Beyond systematic reviews: other research applications

While systematic reviews are the most obvious use case, the same capabilities apply to any research task that involves extracting information from multiple documents. Writing a narrative review? Upload the key papers and ask synthesising questions. Preparing a research proposal? Upload the existing literature and query for gaps, methodologies, and outcome measures used in prior work.

Grant applications are another practical use case. When writing the background section of a grant proposal, you need to cite specific findings from specific papers. Instead of re-reading fifteen papers to find the passage you half-remember, query your collection: "What were the reported recurrence rates after partial nephrectomy in studies published since 2022?" The retrieved passages, with citations, give you exactly what you need for your background section — and the citations are already verified.

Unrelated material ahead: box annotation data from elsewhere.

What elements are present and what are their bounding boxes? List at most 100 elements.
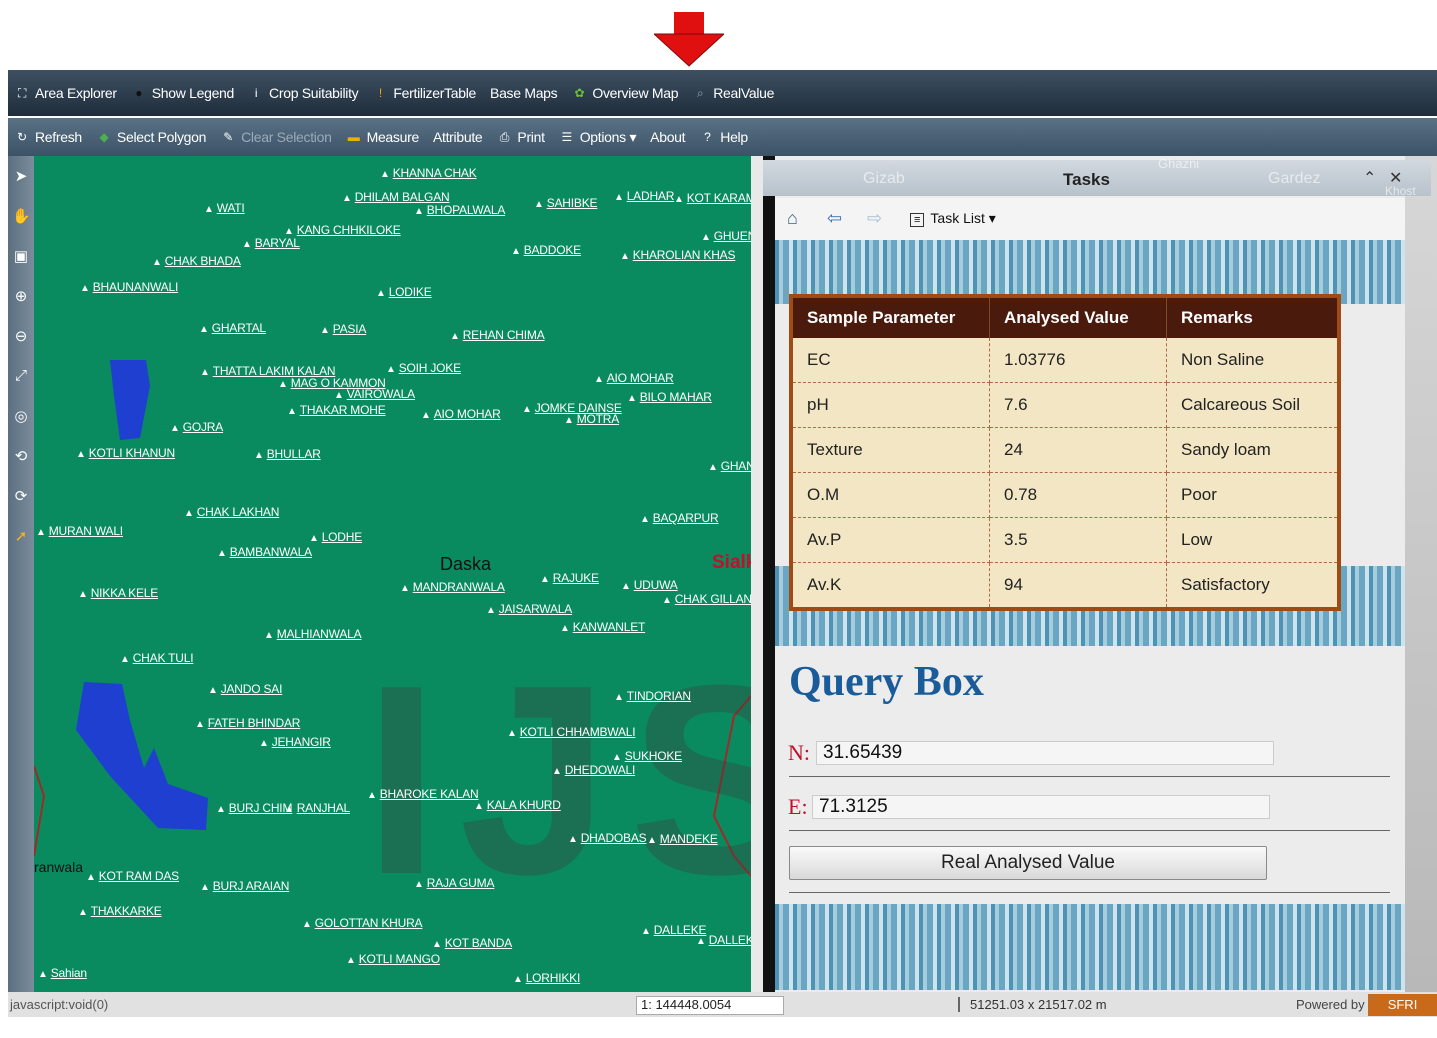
map-place-label[interactable]: BAMBANWALA [217,545,312,559]
map-place-label[interactable]: BURJ CHIM [216,801,293,815]
map-place-label[interactable]: CHAK LAKHAN [184,505,280,519]
zoom-box-icon[interactable]: ▣ [12,247,30,276]
map-place-label[interactable]: SUKHOKE [612,749,682,763]
map-place-label[interactable]: FATEH BHINDAR [195,716,301,730]
real-analysed-value-button[interactable]: Real Analysed Value [789,846,1267,880]
zoom-out-icon[interactable]: ⊖ [12,327,30,356]
pan-icon[interactable]: ✋ [12,207,31,236]
pointer-icon[interactable]: ➤ [12,167,30,196]
map-place-label[interactable]: GHUEN [701,229,751,243]
home-icon[interactable]: ⌂ [787,208,798,229]
toolbar2-item-help[interactable]: ? Help [699,129,748,145]
toolbar2-item-options[interactable]: ☰ Options ▾ [559,129,636,146]
toolbar2-item-select-polygon[interactable]: ◆ Select Polygon [96,129,206,145]
map-place-label[interactable]: MANDRANWALA [400,580,505,594]
forward-arrow-icon[interactable]: ⇨ [867,208,882,229]
map-place-label[interactable]: KHAROLIAN KHAS [620,248,736,262]
map-place-label[interactable]: THAKAR MOHE [287,403,386,417]
map-place-label[interactable]: GOJRA [170,420,224,434]
toolbar2-item-refresh[interactable]: ↻ Refresh [14,129,82,145]
map-canvas[interactable]: Daska Sialk ranwala IJSER KHANNA CHAKDHI… [34,156,751,992]
toolbar2-item-about[interactable]: About [650,129,685,145]
map-place-label[interactable]: AIO MOHAR [421,407,501,421]
map-place-label[interactable]: BARYAL [242,236,300,250]
map-place-label[interactable]: KOTLI KHANUN [76,446,175,460]
toolbar1-item-fertilizertable[interactable]: ! FertilizerTable [372,85,476,101]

For clinical researchers juggling multiple projects, Medevidex collections serve as organised, queryable literature repositories for each project. Your bladder cancer systematic review in one collection. Your renal cell carcinoma prognostic study in another. Your department's clinical audit literature in a third. Each is independently searchable, and the documents are always available — no more hunting through folders on your desktop to find which PDF belongs to which project.